Clinical negligence is a legal term which refers to an injury resulting from medical treatment.
This can be a ‘medical accident’ or an ‘adverse incident’. It might entail the failure to diagnose a condition or a wrong diagnosis; birth injuries; surgical errors; the administration of incorrect drugs or dosages; or the failure to obtain consent or warn about the risks of a particular treatment.
Where actual harm has been caused to a patient from improper medical treatment they may be entitled to compensation.
What Should I Do If I Have Suffered Injury from Medical Treatment?
Anyone who suspects that they have been injured due to medical negligence is entitled to a full explanation which might be achieved by talking to the medical practitioner involved.
For more serious concerns, there are formal complaints procedures in the NHS. Complaints about a GP start with the practice manager; those about a hospital or its staff go to the Complaints Manager.
If these avenues fail, then legal action can be considered which is outside the NHS complaints process. However, it may be costly, lengthy and very stressful if handled incorrectly.
What Does the Law Say About Clinical Negligence?
The law in England and Wales only provides for the “recovery of compensation” if it can be shown “on the balance of probability” that a treatment was carried out negligently and directly caused the injury.
The claimant must prove that the clinical practitioner has been negligent and is liable, which may be difficult to achieve since medical opinion often differs over treatments.

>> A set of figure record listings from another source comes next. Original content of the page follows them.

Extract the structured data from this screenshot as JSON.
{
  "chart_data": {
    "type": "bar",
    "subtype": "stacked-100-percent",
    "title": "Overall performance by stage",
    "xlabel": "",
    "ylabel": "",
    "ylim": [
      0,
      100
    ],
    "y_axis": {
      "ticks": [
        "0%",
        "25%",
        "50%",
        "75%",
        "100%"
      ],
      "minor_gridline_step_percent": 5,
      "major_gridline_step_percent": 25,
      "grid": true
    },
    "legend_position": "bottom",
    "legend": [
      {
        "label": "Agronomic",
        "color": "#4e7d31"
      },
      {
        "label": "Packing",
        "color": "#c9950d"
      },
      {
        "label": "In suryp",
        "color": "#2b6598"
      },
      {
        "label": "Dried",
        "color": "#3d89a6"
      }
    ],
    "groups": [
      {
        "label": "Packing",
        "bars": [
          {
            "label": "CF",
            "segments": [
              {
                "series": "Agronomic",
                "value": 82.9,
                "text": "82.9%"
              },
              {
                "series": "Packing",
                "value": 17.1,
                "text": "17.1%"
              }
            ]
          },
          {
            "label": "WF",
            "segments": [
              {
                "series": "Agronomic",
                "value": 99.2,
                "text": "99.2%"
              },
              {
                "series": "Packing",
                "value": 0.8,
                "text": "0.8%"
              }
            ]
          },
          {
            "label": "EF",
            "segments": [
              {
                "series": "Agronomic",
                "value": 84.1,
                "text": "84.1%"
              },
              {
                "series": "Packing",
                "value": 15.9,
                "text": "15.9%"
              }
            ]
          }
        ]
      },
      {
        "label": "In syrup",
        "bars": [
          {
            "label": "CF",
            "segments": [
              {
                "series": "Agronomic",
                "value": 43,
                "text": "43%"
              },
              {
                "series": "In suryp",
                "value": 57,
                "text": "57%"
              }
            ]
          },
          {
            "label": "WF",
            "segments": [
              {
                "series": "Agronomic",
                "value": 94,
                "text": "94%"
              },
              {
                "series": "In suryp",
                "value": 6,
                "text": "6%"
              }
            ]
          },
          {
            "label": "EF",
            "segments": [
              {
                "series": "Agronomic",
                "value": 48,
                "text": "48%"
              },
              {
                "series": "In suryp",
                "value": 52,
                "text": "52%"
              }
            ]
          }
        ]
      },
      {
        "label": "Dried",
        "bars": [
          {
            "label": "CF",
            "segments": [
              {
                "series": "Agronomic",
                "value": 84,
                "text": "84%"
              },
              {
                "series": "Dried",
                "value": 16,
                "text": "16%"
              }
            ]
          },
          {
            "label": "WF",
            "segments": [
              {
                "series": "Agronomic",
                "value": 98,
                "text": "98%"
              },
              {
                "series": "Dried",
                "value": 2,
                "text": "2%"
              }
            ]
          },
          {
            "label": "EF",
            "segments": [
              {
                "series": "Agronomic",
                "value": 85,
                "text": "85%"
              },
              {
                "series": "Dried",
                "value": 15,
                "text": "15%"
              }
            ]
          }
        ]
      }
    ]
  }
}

Also it must be proved that the breach of duty or negligence directly resulted in the injury and was not an inevitable outcome of the condition being treated.
A case for negligence will involve detailed medical evidence with independent experts and specialists arguing for each side.
Claiming Compensation for Injuries Resulting from Medical Negligence
You can claim compensation for any injuries or losses suffered which were a direct result of the negligent treatment, including pain and suffering; on-going treatment; no longer being able to do certain activities; loss of earnings; cost of any extra care or equipment; cost of home adaptation; and psychiatric or psychological injuries.
Compensation can be claimed for a relative who died as a result of clinical negligence; for loss of dependency or on behalf of a deceased’s estate.
A claim must commence within three years of the data of the incident; children have until they are 21 before making a claim and there is no time limit for claims on behalf of anyone with a mental disability.
Seek Specialist Advice
Claimants are strongly advised to see a specialist medical negligence solicitor because claims can be very complex and the clinical practitioner or NHS authority involved will be defended by experts.
Solicitors assess the strength of the case and what it might be worth in terms of compensation based on as much information as possible including: all relevant records; any correspondence from the complaints procedure and records of any costs or loss of earnings incurred.
Legal claims are generally self funded; legal aid is only available for those on a low income. Other sources of financial help include trade unions for their members; insurance policies or a Conditional Fee Agreement (No-Win-No-Fee) with solicitors. Most clinical negligence claims are settled out of court by insurance companies.